A série de debates “Made in Algarve”, que ocorre no âmbito da preparação do próximo período de programação de fundos comunitários 2014-2020, visa discutir a abordagem da região ao desenvolvimento futuro dos vários setores da economia, no contexto dos desafios e das orientações estratégicas do Crescimento Inteligente que reforça o foco nas empresas.

O próximo debate está agendado para dia 13 de março, em Tavira, e terá como tema a «Terra». O culminar do evento está programado para o dia 9 de maio, em Faro, com uma conferência destinada à apresentação das conclusões e que irá contar com a presença de todas as empresas que participaram nos diferentes ciclos.
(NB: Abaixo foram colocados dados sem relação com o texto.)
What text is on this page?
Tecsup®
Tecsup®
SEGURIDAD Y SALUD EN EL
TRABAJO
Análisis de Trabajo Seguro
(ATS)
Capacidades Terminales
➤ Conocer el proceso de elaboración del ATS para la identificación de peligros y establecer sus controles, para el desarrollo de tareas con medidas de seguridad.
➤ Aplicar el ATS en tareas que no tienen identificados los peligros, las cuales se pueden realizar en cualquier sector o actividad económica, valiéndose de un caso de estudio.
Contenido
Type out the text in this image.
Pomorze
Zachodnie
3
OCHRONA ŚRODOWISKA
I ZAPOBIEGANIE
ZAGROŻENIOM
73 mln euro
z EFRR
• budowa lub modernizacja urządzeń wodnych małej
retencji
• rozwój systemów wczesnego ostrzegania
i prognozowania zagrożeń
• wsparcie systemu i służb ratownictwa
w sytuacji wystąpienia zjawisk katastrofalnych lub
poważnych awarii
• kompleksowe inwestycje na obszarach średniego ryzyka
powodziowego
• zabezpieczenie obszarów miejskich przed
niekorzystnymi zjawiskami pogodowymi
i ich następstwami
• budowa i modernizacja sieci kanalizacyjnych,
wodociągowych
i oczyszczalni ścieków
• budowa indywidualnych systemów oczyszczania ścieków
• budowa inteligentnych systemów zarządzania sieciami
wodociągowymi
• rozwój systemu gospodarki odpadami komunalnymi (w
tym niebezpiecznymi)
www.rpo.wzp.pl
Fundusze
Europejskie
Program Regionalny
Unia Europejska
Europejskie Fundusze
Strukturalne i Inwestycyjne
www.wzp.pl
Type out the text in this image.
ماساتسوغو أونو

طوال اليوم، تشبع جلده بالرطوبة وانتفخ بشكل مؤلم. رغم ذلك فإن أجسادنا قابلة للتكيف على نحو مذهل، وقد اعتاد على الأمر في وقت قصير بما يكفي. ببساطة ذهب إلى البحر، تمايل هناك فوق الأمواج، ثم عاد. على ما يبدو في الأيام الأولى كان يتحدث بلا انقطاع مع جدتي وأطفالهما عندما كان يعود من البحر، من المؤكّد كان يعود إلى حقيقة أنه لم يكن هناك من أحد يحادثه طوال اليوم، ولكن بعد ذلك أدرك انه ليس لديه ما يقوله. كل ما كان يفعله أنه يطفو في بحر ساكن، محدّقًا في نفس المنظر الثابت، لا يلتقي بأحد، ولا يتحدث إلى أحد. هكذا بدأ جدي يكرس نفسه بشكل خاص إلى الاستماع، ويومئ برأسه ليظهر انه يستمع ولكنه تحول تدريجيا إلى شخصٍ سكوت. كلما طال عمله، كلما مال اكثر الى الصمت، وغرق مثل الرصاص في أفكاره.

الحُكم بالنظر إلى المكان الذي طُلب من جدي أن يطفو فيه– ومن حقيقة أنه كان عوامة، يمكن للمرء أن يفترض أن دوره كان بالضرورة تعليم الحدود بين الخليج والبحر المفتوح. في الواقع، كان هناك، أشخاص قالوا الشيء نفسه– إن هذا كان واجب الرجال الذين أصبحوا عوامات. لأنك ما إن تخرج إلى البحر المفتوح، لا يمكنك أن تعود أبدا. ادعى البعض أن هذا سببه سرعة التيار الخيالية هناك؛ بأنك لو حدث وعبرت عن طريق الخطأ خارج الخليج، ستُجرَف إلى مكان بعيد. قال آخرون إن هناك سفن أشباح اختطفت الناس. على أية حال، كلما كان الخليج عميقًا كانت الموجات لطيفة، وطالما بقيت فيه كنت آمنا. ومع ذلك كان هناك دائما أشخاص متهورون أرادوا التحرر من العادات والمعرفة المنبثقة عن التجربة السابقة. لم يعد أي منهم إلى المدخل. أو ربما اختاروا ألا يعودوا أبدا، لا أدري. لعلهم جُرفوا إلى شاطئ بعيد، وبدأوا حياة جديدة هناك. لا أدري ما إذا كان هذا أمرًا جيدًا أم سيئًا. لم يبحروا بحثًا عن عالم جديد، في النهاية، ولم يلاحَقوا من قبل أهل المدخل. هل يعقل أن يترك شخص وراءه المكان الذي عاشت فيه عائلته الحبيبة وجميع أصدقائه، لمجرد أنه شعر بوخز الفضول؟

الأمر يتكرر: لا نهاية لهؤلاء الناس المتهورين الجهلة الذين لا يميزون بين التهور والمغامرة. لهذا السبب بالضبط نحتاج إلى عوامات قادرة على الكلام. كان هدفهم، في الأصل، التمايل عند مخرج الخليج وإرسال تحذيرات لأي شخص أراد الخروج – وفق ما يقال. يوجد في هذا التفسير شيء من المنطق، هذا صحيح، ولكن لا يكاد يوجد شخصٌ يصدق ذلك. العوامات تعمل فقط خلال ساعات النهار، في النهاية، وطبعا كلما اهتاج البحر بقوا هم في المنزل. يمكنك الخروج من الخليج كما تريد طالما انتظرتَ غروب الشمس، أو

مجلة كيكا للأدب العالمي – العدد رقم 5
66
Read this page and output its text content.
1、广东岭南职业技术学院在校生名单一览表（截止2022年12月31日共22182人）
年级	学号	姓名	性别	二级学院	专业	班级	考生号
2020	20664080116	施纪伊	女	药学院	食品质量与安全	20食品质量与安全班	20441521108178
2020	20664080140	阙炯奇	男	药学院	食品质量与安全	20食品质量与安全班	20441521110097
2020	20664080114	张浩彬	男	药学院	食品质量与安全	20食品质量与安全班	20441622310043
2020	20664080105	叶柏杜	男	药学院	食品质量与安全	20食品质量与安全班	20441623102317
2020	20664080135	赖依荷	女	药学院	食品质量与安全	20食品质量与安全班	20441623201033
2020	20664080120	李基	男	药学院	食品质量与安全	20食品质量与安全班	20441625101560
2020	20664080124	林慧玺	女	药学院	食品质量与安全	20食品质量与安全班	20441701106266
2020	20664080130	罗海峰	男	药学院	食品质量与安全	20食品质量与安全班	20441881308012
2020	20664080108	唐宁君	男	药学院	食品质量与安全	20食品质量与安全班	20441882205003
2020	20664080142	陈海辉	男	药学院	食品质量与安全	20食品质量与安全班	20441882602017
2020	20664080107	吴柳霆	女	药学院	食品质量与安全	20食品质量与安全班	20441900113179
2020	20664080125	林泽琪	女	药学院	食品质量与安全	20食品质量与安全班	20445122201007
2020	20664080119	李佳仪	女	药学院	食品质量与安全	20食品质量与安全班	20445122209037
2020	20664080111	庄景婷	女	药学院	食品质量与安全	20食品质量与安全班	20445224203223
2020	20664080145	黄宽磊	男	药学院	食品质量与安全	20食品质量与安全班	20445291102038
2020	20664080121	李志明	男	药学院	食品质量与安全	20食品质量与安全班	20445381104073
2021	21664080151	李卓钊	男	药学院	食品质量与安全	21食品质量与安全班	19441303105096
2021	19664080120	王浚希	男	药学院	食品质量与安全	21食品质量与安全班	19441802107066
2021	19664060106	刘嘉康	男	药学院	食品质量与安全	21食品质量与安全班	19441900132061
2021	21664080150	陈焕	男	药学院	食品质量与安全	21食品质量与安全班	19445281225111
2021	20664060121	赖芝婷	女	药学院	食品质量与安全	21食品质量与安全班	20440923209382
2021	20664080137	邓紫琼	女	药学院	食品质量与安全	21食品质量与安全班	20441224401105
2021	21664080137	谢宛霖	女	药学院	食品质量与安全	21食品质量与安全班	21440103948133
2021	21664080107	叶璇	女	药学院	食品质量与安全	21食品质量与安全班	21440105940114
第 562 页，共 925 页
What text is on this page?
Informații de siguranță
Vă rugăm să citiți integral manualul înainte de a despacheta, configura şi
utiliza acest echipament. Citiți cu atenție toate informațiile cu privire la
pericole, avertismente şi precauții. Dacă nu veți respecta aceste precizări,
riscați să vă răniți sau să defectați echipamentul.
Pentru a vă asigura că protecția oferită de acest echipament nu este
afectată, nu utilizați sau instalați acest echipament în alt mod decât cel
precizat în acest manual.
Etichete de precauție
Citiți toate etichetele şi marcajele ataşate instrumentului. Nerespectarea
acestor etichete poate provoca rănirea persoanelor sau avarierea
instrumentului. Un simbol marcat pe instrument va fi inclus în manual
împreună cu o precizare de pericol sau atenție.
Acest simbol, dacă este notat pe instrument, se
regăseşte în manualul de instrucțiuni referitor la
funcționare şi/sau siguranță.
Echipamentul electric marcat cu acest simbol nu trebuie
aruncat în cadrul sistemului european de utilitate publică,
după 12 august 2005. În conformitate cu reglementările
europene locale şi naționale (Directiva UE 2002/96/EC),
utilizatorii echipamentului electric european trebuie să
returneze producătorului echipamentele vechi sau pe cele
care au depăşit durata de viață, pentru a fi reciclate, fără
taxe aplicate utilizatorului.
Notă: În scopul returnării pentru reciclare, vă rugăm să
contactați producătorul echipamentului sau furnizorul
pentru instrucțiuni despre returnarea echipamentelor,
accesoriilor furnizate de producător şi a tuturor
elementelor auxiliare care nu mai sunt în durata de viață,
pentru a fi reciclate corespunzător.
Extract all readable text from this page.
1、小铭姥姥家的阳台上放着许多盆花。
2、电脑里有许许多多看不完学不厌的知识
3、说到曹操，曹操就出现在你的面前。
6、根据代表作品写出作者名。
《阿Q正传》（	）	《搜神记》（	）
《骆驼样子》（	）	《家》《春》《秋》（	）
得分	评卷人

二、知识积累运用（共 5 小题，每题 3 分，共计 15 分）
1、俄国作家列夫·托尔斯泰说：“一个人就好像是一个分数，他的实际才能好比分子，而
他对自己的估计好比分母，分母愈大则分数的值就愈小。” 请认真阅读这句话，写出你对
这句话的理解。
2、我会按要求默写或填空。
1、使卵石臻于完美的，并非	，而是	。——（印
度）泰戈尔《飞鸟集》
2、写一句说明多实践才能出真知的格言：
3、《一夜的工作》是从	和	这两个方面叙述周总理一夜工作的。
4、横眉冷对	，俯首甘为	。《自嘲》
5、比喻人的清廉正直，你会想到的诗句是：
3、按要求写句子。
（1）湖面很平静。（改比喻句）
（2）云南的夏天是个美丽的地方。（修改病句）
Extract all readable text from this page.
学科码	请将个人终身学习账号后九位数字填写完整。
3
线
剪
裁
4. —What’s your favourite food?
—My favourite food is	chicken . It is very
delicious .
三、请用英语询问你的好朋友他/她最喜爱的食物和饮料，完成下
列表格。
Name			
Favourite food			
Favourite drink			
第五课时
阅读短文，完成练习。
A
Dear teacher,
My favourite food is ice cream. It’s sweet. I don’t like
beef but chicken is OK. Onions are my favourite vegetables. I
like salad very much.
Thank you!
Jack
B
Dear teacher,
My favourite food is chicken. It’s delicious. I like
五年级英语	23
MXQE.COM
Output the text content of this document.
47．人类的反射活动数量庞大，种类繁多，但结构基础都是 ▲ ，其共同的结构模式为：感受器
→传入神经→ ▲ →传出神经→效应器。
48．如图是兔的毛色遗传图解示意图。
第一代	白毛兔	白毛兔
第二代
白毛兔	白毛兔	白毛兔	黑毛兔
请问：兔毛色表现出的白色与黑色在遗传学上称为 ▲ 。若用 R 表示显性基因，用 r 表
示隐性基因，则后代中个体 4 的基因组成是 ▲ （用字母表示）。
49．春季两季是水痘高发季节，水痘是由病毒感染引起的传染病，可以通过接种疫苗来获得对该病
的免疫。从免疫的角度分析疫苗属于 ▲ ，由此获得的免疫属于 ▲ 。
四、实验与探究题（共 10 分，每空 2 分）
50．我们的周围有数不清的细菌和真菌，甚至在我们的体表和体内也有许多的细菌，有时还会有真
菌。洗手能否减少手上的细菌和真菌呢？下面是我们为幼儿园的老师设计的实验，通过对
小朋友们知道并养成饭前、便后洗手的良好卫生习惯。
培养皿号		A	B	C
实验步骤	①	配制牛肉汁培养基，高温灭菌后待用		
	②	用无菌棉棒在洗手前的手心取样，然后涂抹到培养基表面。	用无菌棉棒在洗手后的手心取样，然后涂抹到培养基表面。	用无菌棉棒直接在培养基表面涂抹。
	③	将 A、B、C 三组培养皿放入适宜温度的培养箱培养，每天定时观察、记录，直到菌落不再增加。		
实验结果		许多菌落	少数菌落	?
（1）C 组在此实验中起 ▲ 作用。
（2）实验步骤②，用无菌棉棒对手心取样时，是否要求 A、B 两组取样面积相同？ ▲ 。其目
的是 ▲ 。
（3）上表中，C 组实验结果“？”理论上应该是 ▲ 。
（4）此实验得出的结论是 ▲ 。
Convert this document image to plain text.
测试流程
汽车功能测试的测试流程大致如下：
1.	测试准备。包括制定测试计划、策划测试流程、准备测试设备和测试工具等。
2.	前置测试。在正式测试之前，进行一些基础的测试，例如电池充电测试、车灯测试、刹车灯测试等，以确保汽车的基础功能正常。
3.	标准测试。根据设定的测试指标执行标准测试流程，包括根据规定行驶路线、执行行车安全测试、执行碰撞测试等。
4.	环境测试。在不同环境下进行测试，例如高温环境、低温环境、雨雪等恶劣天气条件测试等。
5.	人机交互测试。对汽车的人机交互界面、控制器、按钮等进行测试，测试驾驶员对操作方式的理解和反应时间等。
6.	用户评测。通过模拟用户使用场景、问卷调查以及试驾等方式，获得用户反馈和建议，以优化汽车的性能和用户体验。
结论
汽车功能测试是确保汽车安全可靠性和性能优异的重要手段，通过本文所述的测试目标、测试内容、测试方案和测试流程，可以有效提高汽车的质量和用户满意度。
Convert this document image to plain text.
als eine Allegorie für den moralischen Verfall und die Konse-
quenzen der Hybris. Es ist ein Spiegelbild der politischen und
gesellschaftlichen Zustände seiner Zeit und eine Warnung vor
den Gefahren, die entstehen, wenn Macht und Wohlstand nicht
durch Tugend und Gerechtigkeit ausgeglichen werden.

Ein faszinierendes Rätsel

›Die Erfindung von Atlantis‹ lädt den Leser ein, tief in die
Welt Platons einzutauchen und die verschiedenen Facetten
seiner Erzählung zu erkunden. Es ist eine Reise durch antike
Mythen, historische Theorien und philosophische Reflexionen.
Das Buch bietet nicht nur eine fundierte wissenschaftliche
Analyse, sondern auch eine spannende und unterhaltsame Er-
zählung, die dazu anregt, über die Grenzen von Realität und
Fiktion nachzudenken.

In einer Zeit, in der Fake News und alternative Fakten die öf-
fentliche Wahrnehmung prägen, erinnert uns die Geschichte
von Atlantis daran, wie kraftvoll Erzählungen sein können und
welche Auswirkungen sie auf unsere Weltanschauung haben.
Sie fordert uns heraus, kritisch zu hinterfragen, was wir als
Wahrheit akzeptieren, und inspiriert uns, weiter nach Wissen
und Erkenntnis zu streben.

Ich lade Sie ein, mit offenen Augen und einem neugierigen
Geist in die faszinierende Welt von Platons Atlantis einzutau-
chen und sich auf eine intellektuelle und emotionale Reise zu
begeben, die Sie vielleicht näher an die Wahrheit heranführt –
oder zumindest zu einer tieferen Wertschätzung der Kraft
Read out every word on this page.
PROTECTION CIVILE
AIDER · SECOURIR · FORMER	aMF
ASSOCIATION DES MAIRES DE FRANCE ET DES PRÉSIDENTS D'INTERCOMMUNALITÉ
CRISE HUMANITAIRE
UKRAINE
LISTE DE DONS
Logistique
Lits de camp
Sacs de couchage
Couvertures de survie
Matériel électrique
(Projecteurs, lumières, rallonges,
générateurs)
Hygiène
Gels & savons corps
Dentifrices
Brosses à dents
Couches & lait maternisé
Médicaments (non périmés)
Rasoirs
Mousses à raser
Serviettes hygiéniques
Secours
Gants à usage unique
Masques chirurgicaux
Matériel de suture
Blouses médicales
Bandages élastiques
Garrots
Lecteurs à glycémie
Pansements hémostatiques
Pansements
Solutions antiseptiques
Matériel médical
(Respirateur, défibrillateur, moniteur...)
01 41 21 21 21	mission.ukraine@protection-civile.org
O debate “Turismo no Horizonte 2014-2020” decorreu no dia 28, com a sala da Biblioteca Municipal Lídia Jorge, em Albufeira, completamente lotada. A iniciativa tem por objetivo despertar o interesse das PME para o próximo quadro comunitário de apoio.

David Santos acrescentou que escolheu o Turismo para primeiro tema do debate, pelo que o local da sua realização teria, naturalmente, que ser Albufeira «o município mais turístico do País».

O Algarve, disse o presidente da CCDRA, tem produtos únicos, empresas de excelência, os argumentos, a capacidade e os parceiros à altura para enfrentar o desafio – bastante difícil – de escolher 30 projetos que ilustrem um leque mais alargado de atividades económicas da região, nomeadamente o Turismo, a Terra, o Mar, os Serviços e a Indústria.

«Estamos na reta final da preparação de um novo ciclo de fundos comunitários. Tem sido um processo extremamente participado e tem envolvido em geometrias variadas, parceiros institucionais, associações empresariais e setoriais, centros de conhecimento e membros da sociedade civil, mas fundamentalmente as empresas», acrescentou.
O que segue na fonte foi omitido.